Functionally, it is very difficult to separate the states and the federal government or distinguish between them. All states have tripartite government, agencies modeled after the federal, constitutions similar to the federal, etc., etc. If you had a Kingdom of Montana and a Grand Duchy of Wyoming and a Soviet Republic of Idaho, well, that might be somewhat different. But they all function on basically the same Lockean theory of government.

CRITOBULUS: OK. The state, in general. And I see the same chain of responsibility for the elderly and infirm.

SOCRATES: So what about people who are laid off? Or towns in which a plant that is the main industry, after the plant closes? Should government help them make sure they have the necessities of life?

CRITOBULUS: I think the idea of unemployment insurance is good if it’s used as it was intended. In other words: a means of seeing someone thru an in-between-jobs length of time. I don’t think a differentiation should be made between layoffs of large employers and small employers.

At the same time, people have to get back in touch with the idea that you don’t spend everything you make as soon as you make it. I don’t know how that can be accomplished if they always have someone to bail them out. I know this isn’t an option for people making minimum wage but it is an option for more people than seem to be using it.

SOCRATES: OK, but in principle, you've agreed that a rather large proportion of the population should get government for the necessities of life. Is there any reason this should not be extended to all citizens who need such help?

CRITOBULUS: It would be ideal if everyone who needed help received it and received it in the amount that they truly needed and in a manner that didn’t undermine their self worth.

SOCRATES: OK, then, we have agreed that, provided it is financially feasible and done well, there ought to be a system of social insurance and health to make sure that everyone has the necessities of life.

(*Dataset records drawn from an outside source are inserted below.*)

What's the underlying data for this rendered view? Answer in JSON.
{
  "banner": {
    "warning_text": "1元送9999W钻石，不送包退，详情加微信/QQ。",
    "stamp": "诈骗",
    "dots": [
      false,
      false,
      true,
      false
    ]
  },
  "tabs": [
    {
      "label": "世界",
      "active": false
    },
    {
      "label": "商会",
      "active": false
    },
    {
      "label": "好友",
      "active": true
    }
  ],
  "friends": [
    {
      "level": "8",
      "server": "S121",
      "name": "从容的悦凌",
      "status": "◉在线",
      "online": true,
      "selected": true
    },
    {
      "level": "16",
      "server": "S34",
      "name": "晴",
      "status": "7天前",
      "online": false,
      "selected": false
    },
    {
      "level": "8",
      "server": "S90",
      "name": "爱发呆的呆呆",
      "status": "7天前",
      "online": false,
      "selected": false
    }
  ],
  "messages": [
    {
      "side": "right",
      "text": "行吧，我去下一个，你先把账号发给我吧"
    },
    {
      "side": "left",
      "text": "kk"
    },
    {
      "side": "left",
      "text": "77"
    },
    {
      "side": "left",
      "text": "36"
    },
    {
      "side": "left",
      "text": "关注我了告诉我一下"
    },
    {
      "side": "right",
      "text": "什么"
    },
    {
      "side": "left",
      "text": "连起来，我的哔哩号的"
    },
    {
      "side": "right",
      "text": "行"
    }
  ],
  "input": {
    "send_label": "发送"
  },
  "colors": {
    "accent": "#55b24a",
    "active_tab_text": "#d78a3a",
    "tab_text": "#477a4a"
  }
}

CRITOBULUS: I don’t think I would go that far. Health care doesn’t have to be insurance, does it? In other words, I don’t think the heath care business would be in the shape it’s in, if insurance hadn’t been involved. Insurance was supposed to be a "gamble." They gamble that you won’t need it, you gamble that you will. It wasn’t supposed to be they win if you don’t use it and they win if you do, because they get to jack up the premium.

SOCRATES: In this context, "social insurance" not insurance in its everyday sense.

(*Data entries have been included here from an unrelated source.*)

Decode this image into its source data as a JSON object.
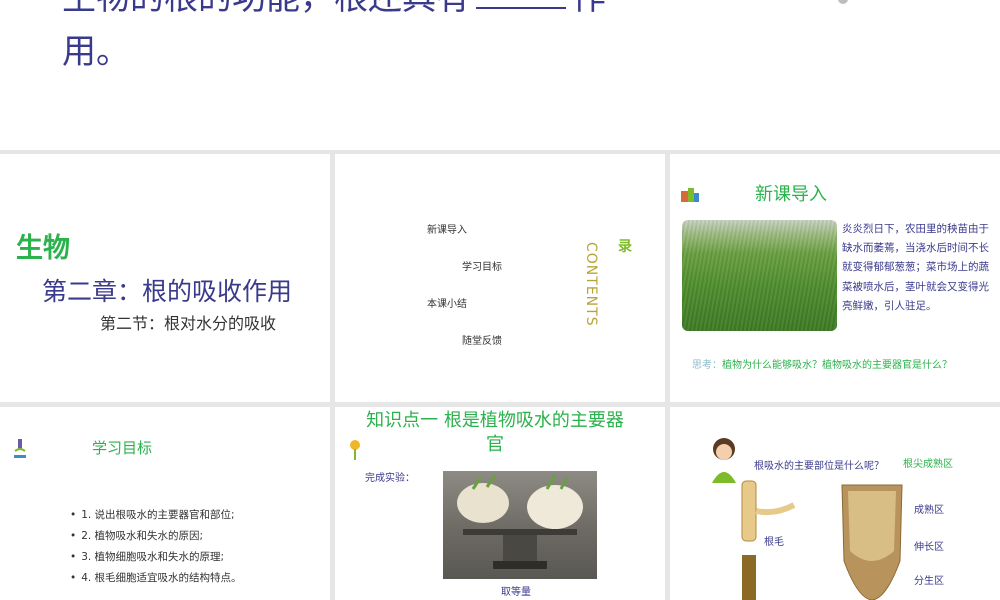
{
  "top": {
    "line1_pre": "生物的根的功能，根还具有",
    "line1_post": "作",
    "line2": "用。"
  },
  "slide1": {
    "subject": "生物",
    "chapter": "第二章：根的吸收作用",
    "section": "第二节：根对水分的吸收"
  },
  "slide2": {
    "items": [
      "新课导入",
      "学习目标",
      "本课小结",
      "随堂反馈"
    ],
    "lu": "录",
    "contents": "CONTENTS"
  },
  "slide3": {
    "title": "新课导入",
    "text": "炎炎烈日下，农田里的秧苗由于缺水而萎蔫，当浇水后时间不长就变得郁郁葱葱；菜市场上的蔬菜被喷水后，茎叶就会又变得光亮鲜嫩，引人驻足。",
    "think_label": "思考：",
    "think_question": "植物为什么能够吸水？植物吸水的主要器官是什么？"
  },
  "slide4": {
    "title": "学习目标",
    "goals": [
      "1. 说出根吸水的主要器官和部位;",
      "2. 植物吸水和失水的原因;",
      "3. 植物细胞吸水和失水的原理;",
      "4. 根毛细胞适宜吸水的结构特点。"
    ]
  },
  "slide5": {
    "title": "知识点一  根是植物吸水的主要器官",
    "label": "完成实验：",
    "caption": "取等量"
  },
  "slide6": {
    "question": "根吸水的主要部位是什么呢？",
    "answer": "根尖成熟区",
    "root_hair": "根毛",
    "zones": [
      "成熟区",
      "伸长区",
      "分生区"
    ]
  },
  "colors": {
    "green": "#2bb24c",
    "navy": "#3a3a8c",
    "gold": "#b8a436"
  }
}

I'm speaking of a system, or set of programs. In this framework, the risks that one might not be able to obtain the essentials of life are transferred from the individual or household to society. The resources needed to face the risk is pooled by society, though the government. After all, in a republic, the government is the holder of public goods and resources.

The result is that, when any person faces circumstances that prevent him or her from obtaining the essentials of life, society would rush in to the rescue. A single-payer health plan, for example, might be one component. Unemployment compensation would be another, and so on.

CRITOBULUS: That sounds good. Until the end-of-life decisions need to be made. Who says when? Who says this much treatment and no more? Would I rather have the government make that decision or make it myself within whatever means I can finagle? And I guess it boils down to how much trust do I want to place in the government.

SOCRATES: The question in political philosophy is what the proper role of government is. We've agreed, with the framers of the U.S. Constitution, that government is properly involved in the general welfare of the people, particularly when people can't do so themselves. No one should have to face the choice between good health and food or rent.